Закончив с формальностями, мы изъяли из тайника документы. Они принадлежали хозяевам квартир, в которых Якушев с приятелями совершил кражи.
— Ты уверен, что это дружки Якушева? — спросил я Бестемьянова в машине.
— На сто процентов. Ты, Сергей, моей клиентуры не знаешь. О времена, о нравы! Они воруют и друг у друга. «Кинуть» дружка им ничего не стоит, обычное дело.
— Здесь, по-моему, иное. Они, мне кажется, узнали об аресте Якушева.
— Конечно! Пришли, увидели, что квартира опечатана. У кого-то был ключ. Может быть, даже у Козявки…
На улицу Чехова, где расположен Театр имени Ленинского комсомола, мы приехали за пятнадцать минут до окончания спектакля. Вчетвером мы сидели в одной машине на противоположной от театра стороне улицы, наискосок от него. Во второй «Волге», занявшей место рядом с булочной, в десяти метрах от театра, находился только водитель Горелов. Мы предполагали, что Рудик поедет с любовницей домой на Новослободскую и, следовательно, ему понадобится машина.
Спектакль закончился. Из театра повалил народ.
— Вот они! — сказал Бестемьянов.
Рудик под руку вел девушку в короткой меховой шубке по скользкому тротуару. Неожиданно для нас они стали переходить улицу.
— О, черт! Придется Мише разворачиваться, — сказал Бестемьянов.
— А если они идут в ресторан ВТО?
В двух шагах от улицы Чехова находился не только ресторан ВТО, но и «Минск», «Баку».
Девушка что-то сказала Рудику, и, к нашей радости, они вернулись назад.
— Может, здесь будем брать? — сказал Бестемьянов.
— Нет, — сказал я.
Толпа у театра растекалась по улице. Устраивать спектакль не хотелось. Для зрителей достаточно было одного, настоящего. Да и куда лучше, когда люди делятся со своими близкими впечатлениями о премьере, чем об аресте.
— Голосуй же, сукин ты сын! — Бестемьянов ерзал от нетерпения.
Словно по команде, Рудик поднял руку, завидев первую же машину, повернувшую у светофора на улицу Чехова.

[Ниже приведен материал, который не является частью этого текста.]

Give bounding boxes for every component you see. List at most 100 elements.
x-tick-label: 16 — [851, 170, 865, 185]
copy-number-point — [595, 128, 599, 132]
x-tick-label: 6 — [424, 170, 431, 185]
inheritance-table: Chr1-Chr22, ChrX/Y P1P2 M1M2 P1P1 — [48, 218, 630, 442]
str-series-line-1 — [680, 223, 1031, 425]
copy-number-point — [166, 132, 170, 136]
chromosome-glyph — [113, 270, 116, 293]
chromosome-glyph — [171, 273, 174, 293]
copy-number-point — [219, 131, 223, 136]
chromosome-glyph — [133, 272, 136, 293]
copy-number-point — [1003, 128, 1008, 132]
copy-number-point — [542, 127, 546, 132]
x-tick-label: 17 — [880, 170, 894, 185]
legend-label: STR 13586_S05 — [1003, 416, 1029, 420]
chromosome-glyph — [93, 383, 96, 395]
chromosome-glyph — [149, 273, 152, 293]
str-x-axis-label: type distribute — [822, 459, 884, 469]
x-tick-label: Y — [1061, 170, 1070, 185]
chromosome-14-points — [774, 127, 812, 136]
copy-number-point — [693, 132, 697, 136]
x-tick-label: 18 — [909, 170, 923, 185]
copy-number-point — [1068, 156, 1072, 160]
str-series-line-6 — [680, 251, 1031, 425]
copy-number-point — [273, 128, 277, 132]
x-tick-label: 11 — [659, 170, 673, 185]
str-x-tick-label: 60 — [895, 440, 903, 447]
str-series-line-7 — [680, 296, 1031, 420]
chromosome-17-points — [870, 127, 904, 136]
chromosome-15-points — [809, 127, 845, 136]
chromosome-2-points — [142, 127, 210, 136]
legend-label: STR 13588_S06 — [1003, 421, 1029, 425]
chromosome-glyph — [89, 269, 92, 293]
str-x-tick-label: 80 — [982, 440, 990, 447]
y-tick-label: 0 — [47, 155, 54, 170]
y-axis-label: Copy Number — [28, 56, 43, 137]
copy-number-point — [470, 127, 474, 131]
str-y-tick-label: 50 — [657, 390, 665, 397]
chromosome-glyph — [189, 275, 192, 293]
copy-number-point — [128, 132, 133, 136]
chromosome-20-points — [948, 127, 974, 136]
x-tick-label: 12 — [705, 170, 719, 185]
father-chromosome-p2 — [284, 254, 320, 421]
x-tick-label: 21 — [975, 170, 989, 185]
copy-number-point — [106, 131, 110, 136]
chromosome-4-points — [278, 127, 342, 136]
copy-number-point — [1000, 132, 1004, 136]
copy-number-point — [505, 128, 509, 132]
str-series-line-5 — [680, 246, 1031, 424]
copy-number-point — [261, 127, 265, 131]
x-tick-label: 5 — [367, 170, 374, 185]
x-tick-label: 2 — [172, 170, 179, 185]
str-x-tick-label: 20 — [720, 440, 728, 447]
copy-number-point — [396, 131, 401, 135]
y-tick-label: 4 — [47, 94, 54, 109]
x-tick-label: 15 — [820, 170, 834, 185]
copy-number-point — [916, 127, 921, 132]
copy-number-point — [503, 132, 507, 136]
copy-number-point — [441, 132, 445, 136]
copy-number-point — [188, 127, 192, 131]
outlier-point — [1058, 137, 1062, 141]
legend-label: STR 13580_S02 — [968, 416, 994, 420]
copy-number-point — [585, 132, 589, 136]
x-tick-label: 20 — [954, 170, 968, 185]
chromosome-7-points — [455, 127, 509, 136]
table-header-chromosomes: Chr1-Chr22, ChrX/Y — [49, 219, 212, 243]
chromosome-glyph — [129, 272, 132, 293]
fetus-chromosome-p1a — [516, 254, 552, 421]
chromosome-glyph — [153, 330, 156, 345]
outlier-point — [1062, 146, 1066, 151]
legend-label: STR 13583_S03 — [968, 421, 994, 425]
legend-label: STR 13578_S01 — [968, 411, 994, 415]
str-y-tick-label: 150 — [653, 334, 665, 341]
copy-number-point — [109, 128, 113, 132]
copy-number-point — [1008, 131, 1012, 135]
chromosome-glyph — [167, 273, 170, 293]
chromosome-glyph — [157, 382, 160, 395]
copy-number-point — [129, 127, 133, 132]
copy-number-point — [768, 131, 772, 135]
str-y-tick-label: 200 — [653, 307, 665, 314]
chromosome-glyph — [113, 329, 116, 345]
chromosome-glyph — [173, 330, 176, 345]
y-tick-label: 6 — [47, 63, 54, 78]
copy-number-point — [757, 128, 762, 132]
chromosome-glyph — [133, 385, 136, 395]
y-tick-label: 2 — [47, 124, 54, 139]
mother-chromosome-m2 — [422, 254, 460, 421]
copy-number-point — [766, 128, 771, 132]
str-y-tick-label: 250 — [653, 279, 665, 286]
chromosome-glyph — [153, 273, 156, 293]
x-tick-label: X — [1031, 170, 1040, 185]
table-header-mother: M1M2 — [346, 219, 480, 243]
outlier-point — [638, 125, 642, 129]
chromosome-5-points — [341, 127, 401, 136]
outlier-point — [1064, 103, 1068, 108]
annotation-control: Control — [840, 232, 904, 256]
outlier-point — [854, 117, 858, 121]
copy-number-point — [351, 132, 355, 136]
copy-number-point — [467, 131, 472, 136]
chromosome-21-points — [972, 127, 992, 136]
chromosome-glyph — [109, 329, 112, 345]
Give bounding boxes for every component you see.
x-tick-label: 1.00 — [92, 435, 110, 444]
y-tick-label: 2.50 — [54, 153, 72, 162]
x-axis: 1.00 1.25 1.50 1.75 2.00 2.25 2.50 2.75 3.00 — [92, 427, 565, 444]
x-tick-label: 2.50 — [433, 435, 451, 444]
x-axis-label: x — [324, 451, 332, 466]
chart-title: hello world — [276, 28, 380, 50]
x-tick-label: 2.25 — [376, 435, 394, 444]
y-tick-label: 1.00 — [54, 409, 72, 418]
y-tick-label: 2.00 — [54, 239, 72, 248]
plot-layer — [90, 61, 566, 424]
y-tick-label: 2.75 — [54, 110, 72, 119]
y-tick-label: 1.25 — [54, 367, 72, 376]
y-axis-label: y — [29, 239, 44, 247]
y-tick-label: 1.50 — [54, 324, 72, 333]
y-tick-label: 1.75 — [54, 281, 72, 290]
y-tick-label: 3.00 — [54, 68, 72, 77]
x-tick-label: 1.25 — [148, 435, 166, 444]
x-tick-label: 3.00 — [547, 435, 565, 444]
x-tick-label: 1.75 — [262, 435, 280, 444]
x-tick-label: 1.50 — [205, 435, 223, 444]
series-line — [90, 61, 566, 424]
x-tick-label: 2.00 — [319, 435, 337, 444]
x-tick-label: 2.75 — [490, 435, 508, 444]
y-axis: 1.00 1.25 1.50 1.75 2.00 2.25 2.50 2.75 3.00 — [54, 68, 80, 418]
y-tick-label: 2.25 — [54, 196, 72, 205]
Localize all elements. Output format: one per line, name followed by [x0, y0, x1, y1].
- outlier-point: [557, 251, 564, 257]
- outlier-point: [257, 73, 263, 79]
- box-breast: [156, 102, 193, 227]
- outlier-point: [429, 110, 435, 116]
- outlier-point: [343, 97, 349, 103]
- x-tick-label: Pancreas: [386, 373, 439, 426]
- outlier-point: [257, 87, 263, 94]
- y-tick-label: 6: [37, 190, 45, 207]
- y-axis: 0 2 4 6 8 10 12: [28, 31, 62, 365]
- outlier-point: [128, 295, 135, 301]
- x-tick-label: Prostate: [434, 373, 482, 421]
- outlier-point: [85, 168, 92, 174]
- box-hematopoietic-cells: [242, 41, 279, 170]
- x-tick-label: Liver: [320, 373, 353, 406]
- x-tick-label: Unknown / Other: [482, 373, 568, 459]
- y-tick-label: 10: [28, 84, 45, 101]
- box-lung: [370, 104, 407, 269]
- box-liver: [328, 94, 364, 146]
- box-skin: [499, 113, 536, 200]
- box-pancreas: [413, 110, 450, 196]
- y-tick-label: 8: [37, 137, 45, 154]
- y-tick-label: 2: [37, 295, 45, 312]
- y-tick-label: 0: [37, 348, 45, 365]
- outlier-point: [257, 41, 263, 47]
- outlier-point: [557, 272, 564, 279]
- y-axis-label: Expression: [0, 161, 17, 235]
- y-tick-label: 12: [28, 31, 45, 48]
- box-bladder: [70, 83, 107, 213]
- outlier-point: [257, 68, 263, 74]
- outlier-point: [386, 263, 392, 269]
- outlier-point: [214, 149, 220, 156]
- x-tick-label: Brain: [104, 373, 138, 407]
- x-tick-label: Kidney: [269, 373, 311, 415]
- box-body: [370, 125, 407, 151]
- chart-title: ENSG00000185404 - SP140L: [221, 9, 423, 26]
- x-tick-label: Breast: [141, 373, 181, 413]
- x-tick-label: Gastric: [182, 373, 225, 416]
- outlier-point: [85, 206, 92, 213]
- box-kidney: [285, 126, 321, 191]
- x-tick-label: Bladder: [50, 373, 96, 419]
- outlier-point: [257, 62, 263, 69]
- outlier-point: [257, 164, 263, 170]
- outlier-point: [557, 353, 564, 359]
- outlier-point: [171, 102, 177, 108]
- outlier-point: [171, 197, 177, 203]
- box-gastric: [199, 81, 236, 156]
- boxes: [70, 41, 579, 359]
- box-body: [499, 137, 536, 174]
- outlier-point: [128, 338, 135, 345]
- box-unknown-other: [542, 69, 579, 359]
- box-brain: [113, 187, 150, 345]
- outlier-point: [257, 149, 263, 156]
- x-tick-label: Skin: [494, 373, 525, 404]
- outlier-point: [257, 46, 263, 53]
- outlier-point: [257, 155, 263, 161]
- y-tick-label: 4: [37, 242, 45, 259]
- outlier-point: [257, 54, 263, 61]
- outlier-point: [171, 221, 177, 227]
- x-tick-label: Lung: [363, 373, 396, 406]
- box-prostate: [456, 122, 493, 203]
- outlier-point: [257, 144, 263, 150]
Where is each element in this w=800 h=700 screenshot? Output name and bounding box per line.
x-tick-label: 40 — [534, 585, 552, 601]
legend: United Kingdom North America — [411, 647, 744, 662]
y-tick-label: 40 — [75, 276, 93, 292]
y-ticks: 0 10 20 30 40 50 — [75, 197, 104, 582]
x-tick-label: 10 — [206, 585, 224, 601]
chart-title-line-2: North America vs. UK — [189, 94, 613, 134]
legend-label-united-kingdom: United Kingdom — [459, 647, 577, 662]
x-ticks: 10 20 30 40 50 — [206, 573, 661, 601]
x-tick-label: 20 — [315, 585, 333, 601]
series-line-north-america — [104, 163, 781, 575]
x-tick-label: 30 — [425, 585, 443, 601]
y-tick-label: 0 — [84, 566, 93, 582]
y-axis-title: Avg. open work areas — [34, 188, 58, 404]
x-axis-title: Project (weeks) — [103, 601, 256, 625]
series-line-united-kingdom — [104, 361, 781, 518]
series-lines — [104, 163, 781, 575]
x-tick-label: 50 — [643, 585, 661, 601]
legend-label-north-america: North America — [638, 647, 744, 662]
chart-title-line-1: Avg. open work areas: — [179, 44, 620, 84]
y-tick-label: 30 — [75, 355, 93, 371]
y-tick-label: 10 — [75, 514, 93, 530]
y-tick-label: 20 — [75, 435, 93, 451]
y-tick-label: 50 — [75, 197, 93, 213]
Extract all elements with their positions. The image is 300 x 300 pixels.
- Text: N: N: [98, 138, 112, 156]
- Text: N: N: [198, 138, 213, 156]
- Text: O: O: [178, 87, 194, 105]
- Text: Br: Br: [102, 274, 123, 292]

— Горелов, пошел! Он голосует. Стоит у обочины. Девушка в короткой рыжей шубе держит его под руку. Выключи рацию. — Бестемьянов выпалил все это, казалось, в одну секунду.
Горелов опередил машину, повернувшую на улицу Чехова, и остановился рядом с Рудиком…
Мы нагнали их на перекрестке с Садовым кольцом, обошли и на Новослободской свернули в переулок к дому Рудика. Когда Горелов привез его с девицей, мы уже стояли наготове в подъезде.
— Как спектакль, Рудик? — сказал Бестемьянов, направив на него дуло пистолета.
Девица вскрикнула. Но Рудик не потерял самообладания.
— По-моему, спектакль только начинается. — Он резко вскинул ногу, чтобы выбить пистолет из руки Бестемьянова, но промахнулся. Бестемьянов был начеку.
— Не дури, Рудик.
Рудик принял позу каратиста.
— Не возьмете! У меня черный пояс.
— Не дури, тебе говорят, — спокойно сказал Бестемьянов. — Посмотри на нас. Мы тебе переломаем кости. Давай по-мирному. Тебе же лучше.
— Рудик, не надо, умоляю! — запричитала девица.